Expression for the mixture of serious and comical stylistic elements

Spoudaiogeloion (σπουδαιογέλοιον) denotes the mixture of serious and comical elements stylistically. The word comes from the Greek σπουδαῖον spoudaion, "serious", and γελοῖον geloion, "comical".

The concept of the word, but not the word itself, first appears in Aristophanes's The Frogs (405 BC) lines 389–393, in a scene where the Chorus, who are devoted to Demeter, pray for victory: καὶ πολλὰ μὲν γελοῖά μ’ εἰπεῖν, πολλὰ δὲ σπουδαῖα, καὶ τὴς σὴς ἑορτὴς ἁείως παίσαντα καὶ σκώψαντα νικήσαντα ταινιούσθαι. (Allow me to say many things in jest and many things in seriousness, and, having sported and lampooned in a manner worthy of your feast, let me, victorious, win the victor's wreath.) The word was coined in the Old Comedy period.
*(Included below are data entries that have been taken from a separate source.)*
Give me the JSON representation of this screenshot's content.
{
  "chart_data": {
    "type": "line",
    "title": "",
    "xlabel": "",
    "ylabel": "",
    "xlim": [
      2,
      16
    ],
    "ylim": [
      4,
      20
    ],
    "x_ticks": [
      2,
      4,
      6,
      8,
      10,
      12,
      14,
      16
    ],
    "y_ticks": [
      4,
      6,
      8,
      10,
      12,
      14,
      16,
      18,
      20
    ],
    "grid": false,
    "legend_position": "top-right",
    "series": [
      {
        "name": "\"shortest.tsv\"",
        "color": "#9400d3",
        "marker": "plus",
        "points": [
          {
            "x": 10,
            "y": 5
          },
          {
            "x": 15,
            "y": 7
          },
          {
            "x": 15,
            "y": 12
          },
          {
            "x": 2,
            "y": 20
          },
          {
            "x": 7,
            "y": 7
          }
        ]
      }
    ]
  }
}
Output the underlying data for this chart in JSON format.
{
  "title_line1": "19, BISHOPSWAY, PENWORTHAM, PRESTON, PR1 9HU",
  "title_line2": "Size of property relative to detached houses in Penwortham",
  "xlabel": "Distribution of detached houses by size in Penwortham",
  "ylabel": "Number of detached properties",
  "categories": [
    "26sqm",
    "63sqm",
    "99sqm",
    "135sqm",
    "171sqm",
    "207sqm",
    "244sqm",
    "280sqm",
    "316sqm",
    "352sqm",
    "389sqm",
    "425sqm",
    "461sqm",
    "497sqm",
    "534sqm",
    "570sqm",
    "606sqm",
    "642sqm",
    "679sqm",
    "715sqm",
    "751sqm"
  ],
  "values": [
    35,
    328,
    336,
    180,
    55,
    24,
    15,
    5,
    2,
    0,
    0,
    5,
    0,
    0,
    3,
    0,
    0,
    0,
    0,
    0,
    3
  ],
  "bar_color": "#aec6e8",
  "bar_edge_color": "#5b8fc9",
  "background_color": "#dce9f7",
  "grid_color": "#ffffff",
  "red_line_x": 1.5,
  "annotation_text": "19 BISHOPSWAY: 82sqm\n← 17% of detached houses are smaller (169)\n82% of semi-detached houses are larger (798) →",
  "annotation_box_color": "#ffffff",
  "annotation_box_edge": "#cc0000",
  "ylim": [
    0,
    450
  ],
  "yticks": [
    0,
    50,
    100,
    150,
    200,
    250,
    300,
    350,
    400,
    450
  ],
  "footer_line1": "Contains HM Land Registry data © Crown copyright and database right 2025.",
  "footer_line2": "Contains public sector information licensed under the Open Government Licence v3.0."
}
Spoudaiogeloion was often used in satirical poems or folktales, which were funny, but had a serious, often ethical, theme. The serio-comic style became a rhetorical mainstay of the Cynics. The Romans gave it its own genre in the form of satire, contributed to most notably by the poets Horace and Juvenal. It was the most common tone of the works made by Menippus and Meleager of Gadara.